The angle of light is changing. The scent and temperature of the morning breeze is cooler, even as mid-day is still summer-sweltering. The shift of seasons has begun.
Nature’s markers will always remain my signposts to autumn. But this is my last year of back-to-school rituals. Molly is a senior in high school. Of course next year we will launch into new ‘back-to’ routine for her college years, but this year is the last of 18 years of participation. And now, it every task feels poignant.
Molly plays sports, is in the play, in the orchestra, in the choral group. She’s busy and that means, I am too. What food, what supplies, what rides does she need? What game, show, concert is scheduled? What money must she raise? (meaning: what check do I need to write) I confess, I have never felt like I was very good at this stuff. It’s hard to be when working a full-time job and single-parenting. In years past, I sometimes have been grumpy about what was required of me. Often I have felt like a failure compared to other parents who are (bless them) gung-ho volunteers.
Molly is a different kid than I was. She’s at the liveliest table at the cafeteria, Honor Society — all that. I am proud of her and am grateful she’s not the kid sneaking out to smoke behind the bleachers. I was a good-enough student. I worked on the literary magazine and back-stage on a play or two. But I was more inclined to sit by myself with a book at lunch, maybe hang around the art room and wouldn’t be caught dead wearing the school colors. I never, ever went to a school football game. And funny enough, I still feel a little bit this way as a parent — sometimes like an alien amongst the gossiping moms on the field-hockey sideline.
Yet I will miss it all. This way of measuring time, the schedule of a school year will no longer be mine to participate in. Not as much. I will miss being part of it, there to cheer her as she runs her heart out at a game, will miss hosting the mob of teammates for the requisite pasta party at our too-small house. I will even miss the desperate, last-minute rushing to buy the right shirt she needs for a concert or shoes for some dance or other. I will miss packing her brown bag lunch. The day-to-day stuff.

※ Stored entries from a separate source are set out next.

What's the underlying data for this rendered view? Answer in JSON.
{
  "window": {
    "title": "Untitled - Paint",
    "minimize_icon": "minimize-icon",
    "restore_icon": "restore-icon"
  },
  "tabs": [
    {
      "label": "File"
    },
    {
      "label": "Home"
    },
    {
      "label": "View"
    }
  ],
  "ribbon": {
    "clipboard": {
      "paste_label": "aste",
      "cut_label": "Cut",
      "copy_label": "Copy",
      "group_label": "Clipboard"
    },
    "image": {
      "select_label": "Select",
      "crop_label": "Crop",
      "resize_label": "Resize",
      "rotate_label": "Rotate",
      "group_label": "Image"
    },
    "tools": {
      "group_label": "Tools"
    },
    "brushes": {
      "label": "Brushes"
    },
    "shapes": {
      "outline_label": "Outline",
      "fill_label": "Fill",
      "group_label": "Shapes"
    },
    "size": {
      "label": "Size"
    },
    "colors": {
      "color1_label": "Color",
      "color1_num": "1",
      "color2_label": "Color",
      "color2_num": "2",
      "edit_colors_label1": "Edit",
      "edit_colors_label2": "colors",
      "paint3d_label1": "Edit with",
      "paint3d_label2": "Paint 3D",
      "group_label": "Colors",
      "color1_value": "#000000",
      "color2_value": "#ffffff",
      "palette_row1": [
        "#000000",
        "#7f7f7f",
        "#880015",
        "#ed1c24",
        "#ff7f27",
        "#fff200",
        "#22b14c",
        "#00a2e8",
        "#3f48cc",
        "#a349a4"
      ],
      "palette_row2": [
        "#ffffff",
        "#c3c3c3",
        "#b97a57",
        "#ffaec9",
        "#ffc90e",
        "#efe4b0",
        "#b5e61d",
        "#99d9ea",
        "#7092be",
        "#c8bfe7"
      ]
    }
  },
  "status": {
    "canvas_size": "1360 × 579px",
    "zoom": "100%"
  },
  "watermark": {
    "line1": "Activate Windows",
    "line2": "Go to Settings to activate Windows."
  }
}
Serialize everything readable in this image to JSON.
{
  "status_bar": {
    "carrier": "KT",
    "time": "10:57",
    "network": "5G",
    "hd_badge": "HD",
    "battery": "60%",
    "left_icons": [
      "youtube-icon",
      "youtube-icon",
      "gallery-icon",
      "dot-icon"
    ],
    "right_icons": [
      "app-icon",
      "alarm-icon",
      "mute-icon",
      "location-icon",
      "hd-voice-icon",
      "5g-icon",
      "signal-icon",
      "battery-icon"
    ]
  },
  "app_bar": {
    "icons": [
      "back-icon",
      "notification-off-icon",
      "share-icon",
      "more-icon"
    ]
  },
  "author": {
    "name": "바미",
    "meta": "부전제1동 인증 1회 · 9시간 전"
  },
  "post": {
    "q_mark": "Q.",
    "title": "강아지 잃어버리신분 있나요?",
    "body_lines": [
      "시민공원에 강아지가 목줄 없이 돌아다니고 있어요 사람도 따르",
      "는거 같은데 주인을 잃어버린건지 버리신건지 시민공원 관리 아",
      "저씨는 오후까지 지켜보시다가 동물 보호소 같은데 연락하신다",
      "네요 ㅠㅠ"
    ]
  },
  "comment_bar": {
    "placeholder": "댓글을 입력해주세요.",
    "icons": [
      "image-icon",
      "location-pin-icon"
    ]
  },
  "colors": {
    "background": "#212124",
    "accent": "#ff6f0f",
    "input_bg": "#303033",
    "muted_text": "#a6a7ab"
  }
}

The morning I dropped Molly off at her first day of kindergarten she practically waved me out of the classroom so she could get on with comforting the less-happy classmates howling for their parents. Driving away from her elementary school that day, I was the one who wept. It felt then, that she was somehow less mine. In fact, she was. That first day of school, she blissfully launched into becoming herself. And her bliss and joy at school, continues. I vow that in this last year, I will be better at my part in it all. It’s time to really savor the moments I get to share.